In 1966, Mao moved to reassert his authority with the Cultural Revolution. He saw this as a way of reviving the revolutionary spirit of his party's ascension to power. It also became a way to purge his political rivals, chief among them Liu, labeled the country's "No. 1 Capitalist Roader" and a "lackey of imperialism." Thousands of professionals were attacked and killed during the next few years.

In August 1967, Wang and her husband were marched in front of 100,000 spectators at Tiananmen Square and forced into uncomfortable positions to mock and humble them. They were then beaten in front of their young children before being separated. They would never see each other again. Liu died in 1969, presumably from medical neglect while in a prison in Kaifeng.

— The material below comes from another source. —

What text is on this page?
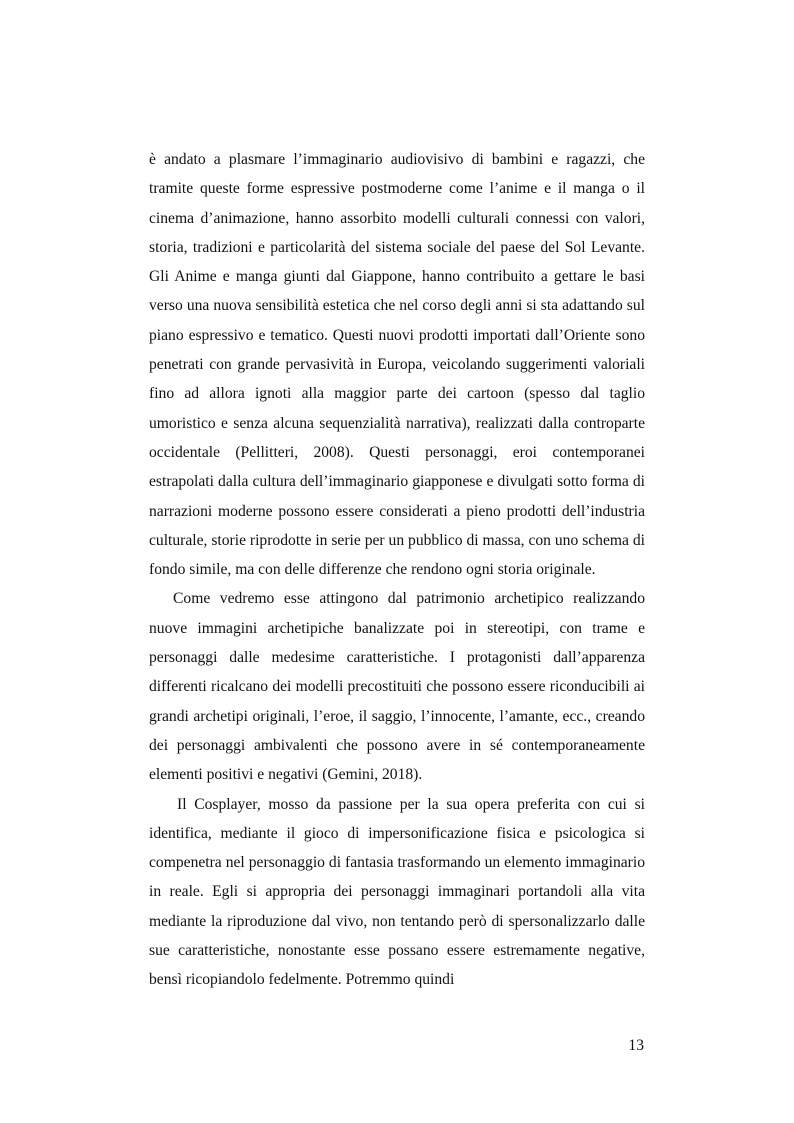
è andato a plasmare l’immaginario audiovisivo di bambini e ragazzi, che tramite queste forme espressive postmoderne come l’anime e il manga o il cinema d’animazione, hanno assorbito modelli culturali connessi con valori, storia, tradizioni e particolarità del sistema sociale del paese del Sol Levante. Gli Anime e manga giunti dal Giappone, hanno contribuito a gettare le basi verso una nuova sensibilità estetica che nel corso degli anni si sta adattando sul piano espressivo e tematico. Questi nuovi prodotti importati dall’Oriente sono penetrati con grande pervasività in Europa, veicolando suggerimenti valoriali fino ad allora ignoti alla maggior parte dei cartoon (spesso dal taglio umoristico e senza alcuna sequenzialità narrativa), realizzati dalla controparte occidentale (Pellitteri, 2008). Questi personaggi, eroi contemporanei estrapolati dalla cultura dell’immaginario giapponese e divulgati sotto forma di narrazioni moderne possono essere considerati a pieno prodotti dell’industria culturale, storie riprodotte in serie per un pubblico di massa, con uno schema di fondo simile, ma con delle differenze che rendono ogni storia originale.

Come vedremo esse attingono dal patrimonio archetipico realizzando nuove immagini archetipiche banalizzate poi in stereotipi, con trame e personaggi dalle medesime caratteristiche. I protagonisti dall’apparenza differenti ricalcano dei modelli precostituiti che possono essere riconducibili ai grandi archetipi originali, l’eroe, il saggio, l’innocente, l’amante, ecc., creando dei personaggi ambivalenti che possono avere in sé contemporaneamente elementi positivi e negativi (Gemini, 2018).

Il Cosplayer, mosso da passione per la sua opera preferita con cui si identifica, mediante il gioco di impersonificazione fisica e psicologica si compenetra nel personaggio di fantasia trasformando un elemento immaginario in reale. Egli si appropria dei personaggi immaginari portandoli alla vita mediante la riproduzione dal vivo, non tentando però di spersonalizzarlo dalle sue caratteristiche, nonostante esse possano essere estremamente negative, bensì ricopiandolo fedelmente. Potremmo quindi

13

Their children, including a 10-year-old daughter, were persecuted and jailed. In 1972, they were allowed a rare visit to their mother in Qincheng Prison. They found her "hardly able to stand, wearing an old army coat, her face blank and sullen," Pulitzer Prize-winning reporter Harrison E. Salisbury wrote in his book "Heroes of My Time."

Though sentenced to death, Wang was saved when Premier Zhou Enlai persuaded Mao to have mercy, Salisbury wrote.

She spent nearly 12 years in prison before being released in 1979 -- three years after Mao's death and a year before the Communist Party Central Committee declared her family rehabilitated.

She discovered on her release that she was widowed, but she lived to see the show trials that sentenced Jiang and the other members of the so-called Gang of Four, who oversaw mass purgings.

Wang Guangmei was born in September 1921 in Beijing, where her father was a ranking industry official in the republican government.

She received a science degree from Fu Jen Catholic University in Beijing. But after joining the Communist Party, she mostly worked as an interpreter of French and English.

In the late 1940s, Wang began working as a secretary to Liu, who was nearly twice her age. She became his wife and remained his secretary for 18 years.

After her jail term, she reentered public life as director of the foreign affairs section of the Chinese Academy of Social Sciences. Survivors include four children.